Tuesday, February 10, 2009

Federal Reserve Chairman Bernanke Testimony. U.S. Liquidity Trap & Crowding Out of Private Investors

Feb. 10th, 2009.

In response to today’s topics and Federal Reserve Chairman Bernanke’s testimony before U.S. House of Representatives Financial Services Committee.

Did Fed Chairman Bernanke testify or imply between the lines that the Fed would guarantee a flat Liquidity and Money curve to prevent the crowding-out of private investments that would otherwise likely be caused by the latest massive government-backed stimulus bill (/spending bill/TARP2 bill/TARP3 bill ...)? Of course, crowding-out limits the effectiveness of fiscal policy and is caused by excessive government expenditures – per any textbook on the subject of macroeconomics and the IS/LM economic model. However, crowding out is supposedly negated by maintaining low interest rates. (See any economics book on Investment and Saving / Liquidity and Money curves and economic modeling.)

And also possibly stated between Bernanke’s lines, are we now in a liquidity trap (as we similarly/supposedly were in the 1930’s)? A liquidity trap supposedly happens when interest rates are so low that the interest rates can do nothing but increase or rise. What does the textbook say to do in such a situation as a liquidity trap? In theory to remedy a liquidity trap, one is told to THROW LOTS OF MONEY AT THE ECONOMY.

Does this sound like a possible synopsis of the current U.S. economy?

Should the average American support such a ‘stimulus bill’ as the preferred and only policy for the nation to climb out of any possible current liquidity trap? Doubtful. Forgive me, but I will not say why such is probably not a good idea, as I dont want to offend anyone with this blog. Ask me why if you wish and I may tell you, or, you could wait for my anticipated [journal] paper relevant to the topic.

But, obviously, the bureaucrats are not the best at marketing and selling their economic plans to the public. Why is that, you might ask? This is most likely so because most of us no longer trust the average politician to act in our best interests or to act in the best interest of the nation. Forgive my candor, if you would be so kind. Please pass along your comments to the issues herein.

Congressman Meeks, Re: Liquidity Facilities for States and Municipalities from the Federal Reserve

Feb. 10th, 2009.

In response to the topics before House of Representatives Financial Services Committee meeting today with Federal Reserve Chairman Bernanke.

Congressman Gregory Meeks [6th District of New York],
While your questions that you posed today to Fed Chairman Bernanke for the Fed to provide “liquidity facilities to states and municipalities” to help those local governments with the current economic difficulties experienced by all is very commendable, please don’t entice the Fed to buy, or the local politicians to sell, more of our birthrights as Americans. Whether such applies to you or not, many of us are well aware of Congress’ propensity to continually and repeatedly sell our birthrights as Americans to the Federal Reserve System. Please don’t allow for the states and municipalities to also sell whatever birthrights we may still enjoy as residents/citizens of our respective states, cities, and townships across the nation. Because we are all aware, the Fed will not likely put forth any such requested funding or liquidity sources to states and municipalities of our nation without expecting some beneficial return for so doing - or such appears by that System's history. If I am not totally clear as to my wording concerning the repeated selling of our American birthright, please contact me so that I may further explain my choice of wording.
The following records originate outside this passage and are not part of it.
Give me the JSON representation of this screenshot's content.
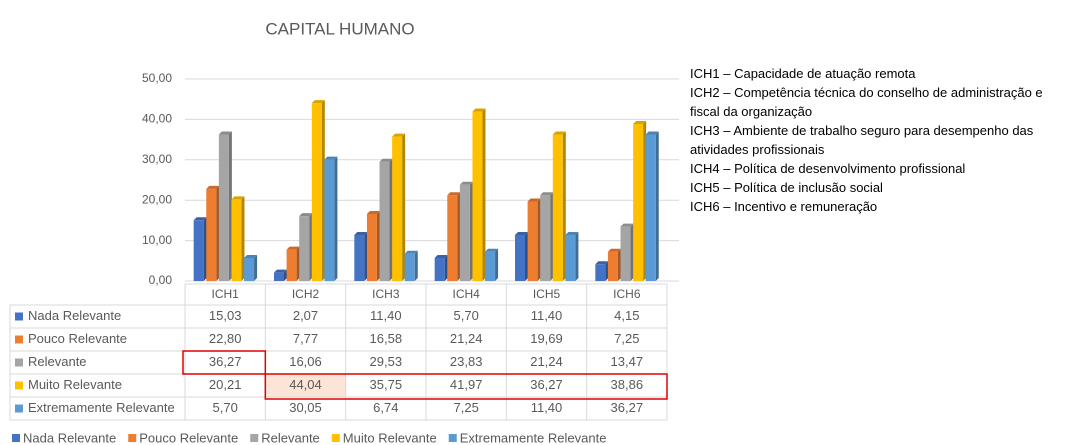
{
  "chart_data": {
    "type": "bar3d",
    "title": "CAPITAL HUMANO",
    "categories": [
      "ICH1",
      "ICH2",
      "ICH3",
      "ICH4",
      "ICH5",
      "ICH6"
    ],
    "series": [
      {
        "name": "Nada Relevante",
        "color": "#4472c4",
        "values": [
          15.03,
          2.07,
          11.4,
          5.7,
          11.4,
          4.15
        ],
        "value_labels": [
          "15,03",
          "2,07",
          "11,40",
          "5,70",
          "11,40",
          "4,15"
        ]
      },
      {
        "name": "Pouco Relevante",
        "color": "#ed7d31",
        "values": [
          22.8,
          7.77,
          16.58,
          21.24,
          19.69,
          7.25
        ],
        "value_labels": [
          "22,80",
          "7,77",
          "16,58",
          "21,24",
          "19,69",
          "7,25"
        ]
      },
      {
        "name": "Relevante",
        "color": "#a5a5a5",
        "values": [
          36.27,
          16.06,
          29.53,
          23.83,
          21.24,
          13.47
        ],
        "value_labels": [
          "36,27",
          "16,06",
          "29,53",
          "23,83",
          "21,24",
          "13,47"
        ]
      },
      {
        "name": "Muito Relevante",
        "color": "#ffc000",
        "values": [
          20.21,
          44.04,
          35.75,
          41.97,
          36.27,
          38.86
        ],
        "value_labels": [
          "20,21",
          "44,04",
          "35,75",
          "41,97",
          "36,27",
          "38,86"
        ]
      },
      {
        "name": "Extremamente Relevante",
        "color": "#5b9bd5",
        "values": [
          5.7,
          30.05,
          6.74,
          7.25,
          11.4,
          36.27
        ],
        "value_labels": [
          "5,70",
          "30,05",
          "6,74",
          "7,25",
          "11,40",
          "36,27"
        ]
      }
    ],
    "ylim": [
      0,
      50
    ],
    "yticks": [
      {
        "value": 0,
        "label": "0,00"
      },
      {
        "value": 10,
        "label": "10,00"
      },
      {
        "value": 20,
        "label": "20,00"
      },
      {
        "value": 30,
        "label": "30,00"
      },
      {
        "value": 40,
        "label": "40,00"
      },
      {
        "value": 50,
        "label": "50,00"
      }
    ],
    "grid": true,
    "descriptions": [
      "ICH1 – Capacidade de atuação remota",
      "ICH2 – Competência técnica do conselho de administração e fiscal da organização",
      "ICH3 – Ambiente de trabalho seguro para desempenho das atividades profissionais",
      "ICH4 – Política de desenvolvimento profissional",
      "ICH5 – Política de inclusão social",
      "ICH6 – Incentivo e remuneração"
    ]
  }
}
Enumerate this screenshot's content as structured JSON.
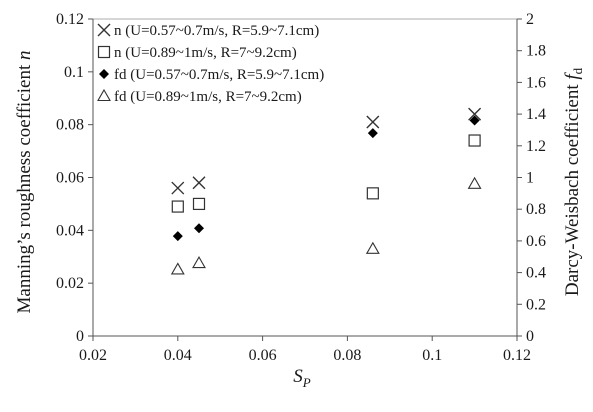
{
  "chart_data": {
    "type": "scatter",
    "title": "",
    "xlabel": "S",
    "xlabel_sub": "P",
    "ylabel_left": "Manning’s roughness coefficient ",
    "ylabel_left_var": "n",
    "ylabel_right": "Darcy-Weisbach coefficient ",
    "ylabel_right_var": "f",
    "ylabel_right_sub": "d",
    "xlim": [
      0.02,
      0.12
    ],
    "ylim_left": [
      0,
      0.12
    ],
    "ylim_right": [
      0,
      2
    ],
    "grid": false,
    "legend_position": "top-left",
    "x_ticks": [
      "0.02",
      "0.04",
      "0.06",
      "0.08",
      "0.1",
      "0.12"
    ],
    "y_left_ticks": [
      "0",
      "0.02",
      "0.04",
      "0.06",
      "0.08",
      "0.1",
      "0.12"
    ],
    "y_right_ticks": [
      "0",
      "0.2",
      "0.4",
      "0.6",
      "0.8",
      "1",
      "1.2",
      "1.4",
      "1.6",
      "1.8",
      "2"
    ],
    "series": [
      {
        "name": "n (U=0.57~0.7m/s, R=5.9~7.1cm)",
        "marker": "x",
        "axis": "left",
        "color": "#333333",
        "x": [
          0.04,
          0.045,
          0.086,
          0.11
        ],
        "y": [
          0.056,
          0.058,
          0.081,
          0.084
        ]
      },
      {
        "name": "n (U=0.89~1m/s, R=7~9.2cm)",
        "marker": "square-open",
        "axis": "left",
        "color": "#333333",
        "x": [
          0.04,
          0.045,
          0.086,
          0.11
        ],
        "y": [
          0.049,
          0.05,
          0.054,
          0.074
        ]
      },
      {
        "name": "fd (U=0.57~0.7m/s, R=5.9~7.1cm)",
        "marker": "diamond-filled",
        "axis": "right",
        "color": "#000000",
        "x": [
          0.04,
          0.045,
          0.086,
          0.11
        ],
        "y": [
          0.63,
          0.68,
          1.28,
          1.36
        ]
      },
      {
        "name": "fd (U=0.89~1m/s, R=7~9.2cm)",
        "marker": "triangle-open",
        "axis": "right",
        "color": "#333333",
        "x": [
          0.04,
          0.045,
          0.086,
          0.11
        ],
        "y": [
          0.42,
          0.46,
          0.55,
          0.96
        ]
      }
    ]
  }
}
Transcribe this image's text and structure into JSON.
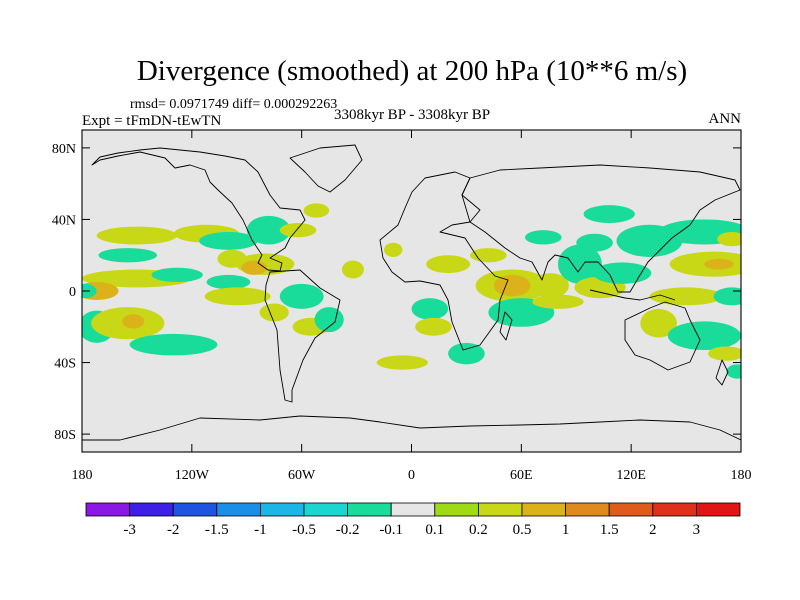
{
  "chart_data": {
    "type": "heatmap",
    "title": "Divergence (smoothed) at 200 hPa (10**6 m/s)",
    "stats": "rmsd= 0.0971749 diff= 0.000292263",
    "experiment": "Expt = tFmDN-tEwTN",
    "period": "3308kyr BP - 3308kyr BP",
    "season": "ANN",
    "projection": "cylindrical equidistant, lon -180..180, lat -90..90",
    "x_range": [
      -180,
      180
    ],
    "y_range": [
      -90,
      90
    ],
    "x_ticks": [
      {
        "value": -180,
        "label": "180"
      },
      {
        "value": -120,
        "label": "120W"
      },
      {
        "value": -60,
        "label": "60W"
      },
      {
        "value": 0,
        "label": "0"
      },
      {
        "value": 60,
        "label": "60E"
      },
      {
        "value": 120,
        "label": "120E"
      },
      {
        "value": 180,
        "label": "180"
      }
    ],
    "y_ticks": [
      {
        "value": 80,
        "label": "80N"
      },
      {
        "value": 40,
        "label": "40N"
      },
      {
        "value": 0,
        "label": "0"
      },
      {
        "value": -40,
        "label": "40S"
      },
      {
        "value": -80,
        "label": "80S"
      }
    ],
    "colorbar": {
      "labels": [
        "-3",
        "-2",
        "-1.5",
        "-1",
        "-0.5",
        "-0.2",
        "-0.1",
        "0.1",
        "0.2",
        "0.5",
        "1",
        "1.5",
        "2",
        "3"
      ],
      "colors": [
        "#8c18e6",
        "#3d1fe8",
        "#1e55e0",
        "#1a8fe8",
        "#19b6e6",
        "#19d6d0",
        "#1adc9a",
        "#e6e6e6",
        "#9edb14",
        "#c8d816",
        "#dcb21a",
        "#de8a1c",
        "#e05a1a",
        "#e0301c",
        "#e01616"
      ]
    },
    "anomalies": [
      {
        "lon": -150,
        "lat": 31,
        "rx": 22,
        "ry": 5,
        "value": 0.2
      },
      {
        "lon": -155,
        "lat": 20,
        "rx": 16,
        "ry": 4,
        "value": -0.2
      },
      {
        "lon": -150,
        "lat": 7,
        "rx": 30,
        "ry": 5,
        "value": 0.2
      },
      {
        "lon": -172,
        "lat": 0,
        "rx": 12,
        "ry": 5,
        "value": 0.5
      },
      {
        "lon": -178,
        "lat": 0,
        "rx": 6,
        "ry": 4,
        "value": -0.2
      },
      {
        "lon": -172,
        "lat": -20,
        "rx": 10,
        "ry": 9,
        "value": -0.2
      },
      {
        "lon": -155,
        "lat": -18,
        "rx": 20,
        "ry": 9,
        "value": 0.2
      },
      {
        "lon": -152,
        "lat": -17,
        "rx": 6,
        "ry": 4,
        "value": 0.5
      },
      {
        "lon": -130,
        "lat": -30,
        "rx": 24,
        "ry": 6,
        "value": -0.2
      },
      {
        "lon": -128,
        "lat": 9,
        "rx": 14,
        "ry": 4,
        "value": -0.2
      },
      {
        "lon": -112,
        "lat": 32,
        "rx": 18,
        "ry": 5,
        "value": 0.2
      },
      {
        "lon": -100,
        "lat": 28,
        "rx": 16,
        "ry": 5,
        "value": -0.2
      },
      {
        "lon": -98,
        "lat": 18,
        "rx": 8,
        "ry": 5,
        "value": 0.2
      },
      {
        "lon": -78,
        "lat": 34,
        "rx": 12,
        "ry": 8,
        "value": -0.2
      },
      {
        "lon": -80,
        "lat": 15,
        "rx": 16,
        "ry": 6,
        "value": 0.2
      },
      {
        "lon": -86,
        "lat": 13,
        "rx": 7,
        "ry": 4,
        "value": 0.5
      },
      {
        "lon": -62,
        "lat": 34,
        "rx": 10,
        "ry": 4,
        "value": 0.2
      },
      {
        "lon": -52,
        "lat": 45,
        "rx": 7,
        "ry": 4,
        "value": 0.2
      },
      {
        "lon": -100,
        "lat": 5,
        "rx": 12,
        "ry": 4,
        "value": -0.2
      },
      {
        "lon": -95,
        "lat": -3,
        "rx": 18,
        "ry": 5,
        "value": 0.2
      },
      {
        "lon": -60,
        "lat": -3,
        "rx": 12,
        "ry": 7,
        "value": -0.2
      },
      {
        "lon": -75,
        "lat": -12,
        "rx": 8,
        "ry": 5,
        "value": 0.2
      },
      {
        "lon": -55,
        "lat": -20,
        "rx": 10,
        "ry": 5,
        "value": 0.2
      },
      {
        "lon": -45,
        "lat": -16,
        "rx": 8,
        "ry": 7,
        "value": -0.2
      },
      {
        "lon": -32,
        "lat": 12,
        "rx": 6,
        "ry": 5,
        "value": 0.2
      },
      {
        "lon": -10,
        "lat": 23,
        "rx": 5,
        "ry": 4,
        "value": 0.2
      },
      {
        "lon": 20,
        "lat": 15,
        "rx": 12,
        "ry": 5,
        "value": 0.2
      },
      {
        "lon": 10,
        "lat": -10,
        "rx": 10,
        "ry": 6,
        "value": -0.2
      },
      {
        "lon": 12,
        "lat": -20,
        "rx": 10,
        "ry": 5,
        "value": 0.2
      },
      {
        "lon": -5,
        "lat": -40,
        "rx": 14,
        "ry": 4,
        "value": 0.2
      },
      {
        "lon": 30,
        "lat": -35,
        "rx": 10,
        "ry": 6,
        "value": -0.2
      },
      {
        "lon": 42,
        "lat": 20,
        "rx": 10,
        "ry": 4,
        "value": 0.2
      },
      {
        "lon": 55,
        "lat": 3,
        "rx": 20,
        "ry": 9,
        "value": 0.2
      },
      {
        "lon": 55,
        "lat": 3,
        "rx": 10,
        "ry": 6,
        "value": 0.5
      },
      {
        "lon": 60,
        "lat": -12,
        "rx": 18,
        "ry": 8,
        "value": -0.2
      },
      {
        "lon": 76,
        "lat": 3,
        "rx": 10,
        "ry": 7,
        "value": 0.2
      },
      {
        "lon": 80,
        "lat": -6,
        "rx": 14,
        "ry": 4,
        "value": 0.2
      },
      {
        "lon": 72,
        "lat": 30,
        "rx": 10,
        "ry": 4,
        "value": -0.2
      },
      {
        "lon": 100,
        "lat": 27,
        "rx": 10,
        "ry": 5,
        "value": -0.2
      },
      {
        "lon": 108,
        "lat": 43,
        "rx": 14,
        "ry": 5,
        "value": -0.2
      },
      {
        "lon": 92,
        "lat": 15,
        "rx": 12,
        "ry": 11,
        "value": -0.2
      },
      {
        "lon": 103,
        "lat": 2,
        "rx": 14,
        "ry": 6,
        "value": 0.2
      },
      {
        "lon": 115,
        "lat": 10,
        "rx": 16,
        "ry": 6,
        "value": -0.2
      },
      {
        "lon": 130,
        "lat": 28,
        "rx": 18,
        "ry": 9,
        "value": -0.2
      },
      {
        "lon": 160,
        "lat": 33,
        "rx": 25,
        "ry": 7,
        "value": -0.2
      },
      {
        "lon": 165,
        "lat": 15,
        "rx": 24,
        "ry": 7,
        "value": 0.2
      },
      {
        "lon": 168,
        "lat": 15,
        "rx": 8,
        "ry": 3,
        "value": 0.5
      },
      {
        "lon": 175,
        "lat": 29,
        "rx": 8,
        "ry": 4,
        "value": 0.2
      },
      {
        "lon": 150,
        "lat": -3,
        "rx": 20,
        "ry": 5,
        "value": 0.2
      },
      {
        "lon": 175,
        "lat": -3,
        "rx": 10,
        "ry": 5,
        "value": -0.2
      },
      {
        "lon": 135,
        "lat": -18,
        "rx": 10,
        "ry": 8,
        "value": 0.2
      },
      {
        "lon": 160,
        "lat": -25,
        "rx": 20,
        "ry": 8,
        "value": -0.2
      },
      {
        "lon": 172,
        "lat": -35,
        "rx": 10,
        "ry": 4,
        "value": 0.2
      },
      {
        "lon": 178,
        "lat": -45,
        "rx": 6,
        "ry": 4,
        "value": -0.2
      }
    ]
  }
}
Wednesday, February 4, 2009

Pennsylvania Governor Rendell - Video Poker Machines

Tuesday, February 3rd, 2009.

Honorable Governor Rendell,

In response to your speech today before the Pennsylvania Legislature and as one that often visits Pennsylvania, I would request that you do not pursue your plan to install video poker gambling machines in places of business throughout your state as a method of revenue generation for your state government (or for any other stated reason). Please don’t misunderstand my rationale for this request, I am essentially a true libertarian and I believe that any American should be entitled to pursue nearly any happiness as long as such poses no danger to any other. However, video poker gambling machines (and the likes) would only seem to provide a means whereby more money would often be taken from those that most-likely need to save their money or likely taken from those that should spend on the necessities of life. Such a sentiment [the preference for consumer spending on goods and needs for the necessities of life] would be opposed to spending such monies on a long-shot and unlikely dream of an immediate jackpot pay-out offered by a video poker machine. I ask you, can you relate to such a sentiment as that which I put forth to you here? Do you not realize the temptation such an installed video poker gambling machine would pose to a down-trodden individual who was reduced to his/her last five dollars? It would appear that you care not of such a temptation posed to those who must make vital decisions concerning where to spend one’s last few dollars. To be clear, I admired your success as Mayor in the city of Philadelphia, however, I would request that you not place such greedy machines in venues whereby those machines would likely prey upon the hopes, dreams, and psyche of those most in need of a few extra dollars.